孤独を感じて、悪化していったのだろうか。なにができるのだろうと考えながら、私は鞄からスマホを取り出した。

「いつでも、連絡しといで。専門家じゃないから、役に立てるかわからないけど。カウンセリングも行きずらかったら一緒に行こう。一緒に探そう。」

「1人に感じているかもしれないけど。1人じゃないよ。1人じゃない。」

「1人じゃない。」

「そうだよ。昨日まで1人に感じていたかもしれないけど、今からは1人じゃない。」

「大丈夫。」

その日の出来事を、今でも忘れることはない。時より、思い返すほどだ。
運命の出会いだった。大きな転機だった。
その後、彼女は一年の休学を経てもう一度、走り出した。そして、強くなった。
人一倍優しくもなった。気配り上手なところは相変わらずだけれど、息の抜きどころも見つけた。

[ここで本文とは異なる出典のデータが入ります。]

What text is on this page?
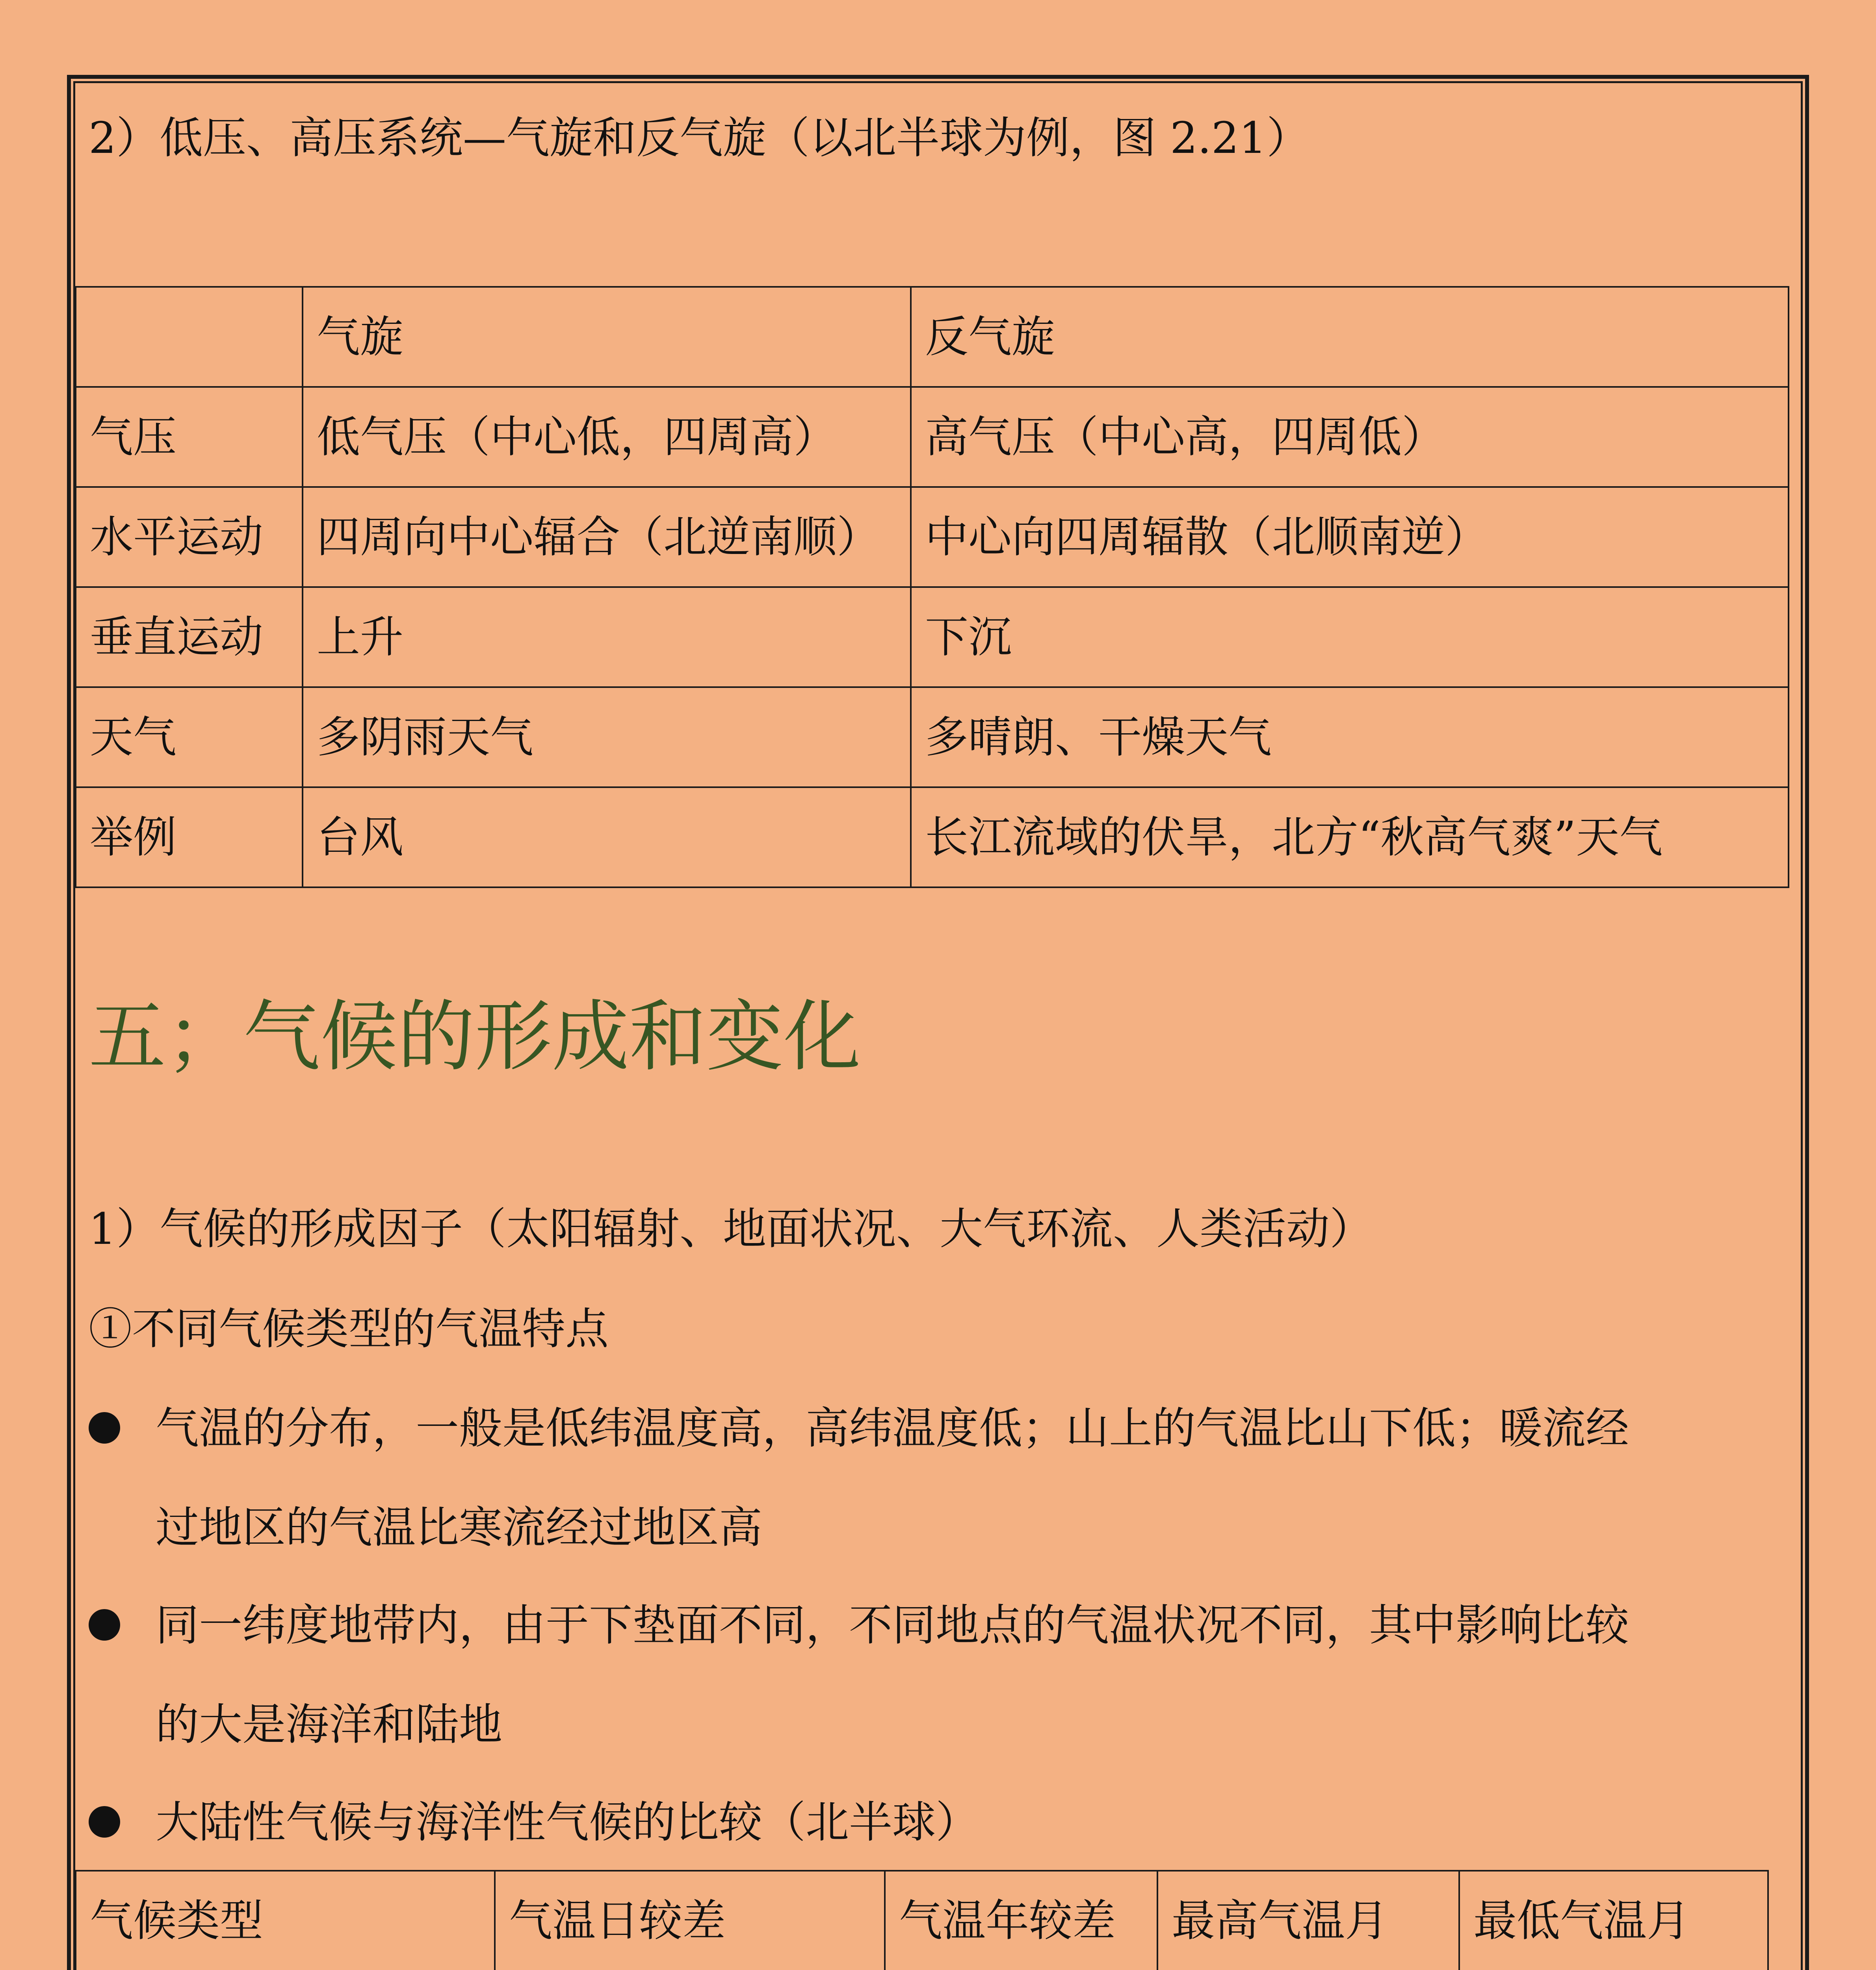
2）低压、高压系统—气旋和反气旋（以北半球为例，图 2.21）
	气旋	反气旋
气压	低气压（中心低，四周高）	高气压（中心高，四周低）
水平运动	四周向中心辐合（北逆南顺）	中心向四周辐散（北顺南逆）
垂直运动	上升	下沉
天气	多阴雨天气	多晴朗、干燥天气
举例	台风	长江流域的伏旱，北方“秋高气爽”天气
五；气候的形成和变化
1）气候的形成因子（太阳辐射、地面状况、大气环流、人类活动）
①不同气候类型的气温特点
气温的分布，一般是低纬温度高，高纬温度低；山上的气温比山下低；暖流经
过地区的气温比寒流经过地区高
同一纬度地带内，由于下垫面不同，不同地点的气温状况不同，其中影响比较
的大是海洋和陆地
大陆性气候与海洋性气候的比较（北半球）
气候类型	气温日较差	气温年较差	最高气温月	最低气温月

私はあれから、少し身体が軽くなった。自分のことを、もう少しばかり旦那に伝えてみた。不安だったけれど、ほんとに良い人だ。今も幸せが続いてる。

娘はちょうど、思春期到来。ちょっとぐれ気味だけど、かわいいものだ。可愛いものだけれど、まだ子供。できるだけのこと、ありったけの愛情をまだまだ注いでいる。

「人は1人じゃない」

「けれど、1人じゃないのに1人だと感じてしまう日が来るかもしれない、続くかもしれない。」

「そんな時、一度相談してみよう。1人じゃないから。」

そして、自分の身に起きた出来事を語ってみよう。そのエピソードが、ひとつのデータになる。誰の役に立たないかもしれないけれど、何か一つぐらい響けと願う。ひとりよがりなのかもしれないと思う日もある。

けれど、今日も私は、語る。傾聴する。この仕事に出会ってよかったと思う。